Objective: Both the duration of sexual partnerships and the time between two consecutive partnerships (gap length) varies between populations. We use a mathematical model with multiple partnership durations and gap lengths to identify the types of relationship cycles that sustain gonorrhea transmission in the United Kingdom.
Study Design: A mathematical model for gonorrhea transmission was constructed which tracks the duration of partnerships and their preceding gap lengths. The National Survey of Sexual Attitudes and Lifestyles was used to parameterize the model population into 5 different partnership lengths (mean of 1 day, 2 weeks, 8 weeks, 30 weeks, and 10 years) and 3 preceding gap lengths (14 days, 8 weeks, and 1.5 years).
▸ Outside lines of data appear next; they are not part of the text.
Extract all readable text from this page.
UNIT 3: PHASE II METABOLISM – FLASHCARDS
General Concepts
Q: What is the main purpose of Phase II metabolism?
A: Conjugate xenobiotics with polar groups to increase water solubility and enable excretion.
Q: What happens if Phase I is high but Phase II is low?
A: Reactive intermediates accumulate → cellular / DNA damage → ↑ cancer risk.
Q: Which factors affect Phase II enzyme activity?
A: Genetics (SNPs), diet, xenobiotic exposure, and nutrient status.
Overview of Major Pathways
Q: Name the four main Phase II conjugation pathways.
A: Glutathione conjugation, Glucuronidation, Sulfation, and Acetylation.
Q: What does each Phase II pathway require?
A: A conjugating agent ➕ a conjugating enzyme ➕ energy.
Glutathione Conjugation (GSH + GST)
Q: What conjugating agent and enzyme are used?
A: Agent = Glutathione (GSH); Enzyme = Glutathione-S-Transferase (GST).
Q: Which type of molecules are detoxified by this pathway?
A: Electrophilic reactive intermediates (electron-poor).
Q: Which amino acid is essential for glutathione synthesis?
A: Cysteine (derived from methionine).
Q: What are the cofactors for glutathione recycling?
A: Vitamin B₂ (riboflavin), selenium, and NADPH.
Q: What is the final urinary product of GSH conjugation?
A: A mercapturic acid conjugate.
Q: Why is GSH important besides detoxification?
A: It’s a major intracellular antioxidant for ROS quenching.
Results: The model was able to reproduce patterns of gonococcal infection in the United Kingdom. Assortative (like-with-like) mixing of individuals with short gaps between partnerships was required for gonorrhea infection to persist. Prevalence was highest in individuals with short (>1 day–<1 month) and midterm partnership durations (>1 month–<3 months). Interventions (such as increased condom use) targeted at those with medium-term partnerships were most effective at reducing prevalence; in contrast targeting interventions at those with short partnerships but longer gap lengths (i.e., the group with the highest number of sexual partners) had relatively less impact.
Conclusion: Our model suggests that gonorrhea is sustained by the presence of a small group of individuals with short gap lengths and medium length partnerships. Interventions targeted at this group are more effective than those targeted at individuals with high numbers of sexual partners but longer gap lengths.